5) The junkfood to eat here is alfohors. Essentially it´s two cookies squished together with some type of cream. Usually dulce de leche, which really is just liquid caramel. Nothing over the top. I actually don´t eat much of them. I prefer to go home and eat club crackers. When I tell this to people they think I´m weird. They also don´t understand why I don´t eat food when I watch movies/tv. Some people just don´t. And I´m one of them. Oh, that´s another thing. The people here eat ALL the time. We usually get offered something, at least a drink whenever we go inside. The food is delicious though.

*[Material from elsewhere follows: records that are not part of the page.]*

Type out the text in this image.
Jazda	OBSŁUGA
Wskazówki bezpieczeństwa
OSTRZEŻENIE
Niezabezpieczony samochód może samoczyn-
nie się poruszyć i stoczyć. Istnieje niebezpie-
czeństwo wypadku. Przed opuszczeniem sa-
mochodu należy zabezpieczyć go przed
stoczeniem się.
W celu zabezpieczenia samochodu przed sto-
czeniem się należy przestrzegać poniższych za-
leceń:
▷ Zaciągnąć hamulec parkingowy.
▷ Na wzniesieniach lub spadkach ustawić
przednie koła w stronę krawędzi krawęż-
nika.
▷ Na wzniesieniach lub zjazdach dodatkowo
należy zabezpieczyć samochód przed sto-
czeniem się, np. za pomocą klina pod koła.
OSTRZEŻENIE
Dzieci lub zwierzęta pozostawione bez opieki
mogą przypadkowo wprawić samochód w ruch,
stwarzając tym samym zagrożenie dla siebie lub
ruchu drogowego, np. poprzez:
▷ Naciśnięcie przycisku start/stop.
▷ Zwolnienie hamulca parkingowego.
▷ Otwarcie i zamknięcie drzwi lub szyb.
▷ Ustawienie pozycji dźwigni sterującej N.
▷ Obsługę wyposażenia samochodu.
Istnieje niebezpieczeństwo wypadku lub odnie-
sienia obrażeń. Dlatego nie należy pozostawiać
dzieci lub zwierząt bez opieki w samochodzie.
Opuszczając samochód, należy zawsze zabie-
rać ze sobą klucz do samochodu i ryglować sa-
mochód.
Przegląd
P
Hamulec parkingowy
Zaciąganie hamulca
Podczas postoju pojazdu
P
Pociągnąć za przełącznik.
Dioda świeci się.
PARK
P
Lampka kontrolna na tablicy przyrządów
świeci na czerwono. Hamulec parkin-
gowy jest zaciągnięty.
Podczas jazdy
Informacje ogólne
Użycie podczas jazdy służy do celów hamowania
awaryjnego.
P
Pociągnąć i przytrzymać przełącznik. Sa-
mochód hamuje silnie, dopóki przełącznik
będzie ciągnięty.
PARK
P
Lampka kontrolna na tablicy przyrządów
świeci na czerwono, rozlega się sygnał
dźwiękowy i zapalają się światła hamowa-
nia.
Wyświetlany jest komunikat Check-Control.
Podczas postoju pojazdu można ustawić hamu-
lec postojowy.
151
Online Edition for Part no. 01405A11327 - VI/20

The people are fantastic. And the sure know how to cook. Most of the people in our ward are Peruvians. We have a lot of Peruvians, Colombians, Bolivians, and then a smattering of Argentinians. They´re all Latin so it´s okay. And they all talk a lot. It´s hard because as much as I love butting in to conversations, and over riding people when they are talking, I just don´t do it a lot. So, everyone here either thinks I´m retarded or mute. Mostly mute. I´ve had three investigators tell me I need to talk more. And one start giving me advice about having confidence and looking people in the eye when I talk. Guess what my biggest weakness is right now. Plus, I have a super talkative, outgoing companion. Mostly I just haven´t found it necessary to talk. She´s doing more than enough talking for the both of us, and neither she nor the Latinos stop to breathe (seriously, longest sentences of my life. They can go through a whole story in one breath!). So, usually I just sit back and enjoy the conversations, until my companion looks significantly at me and then I bare my testimony. Good times.

In essence, Argentina is a great but very different country, and right now, I sure am a white American. Super white.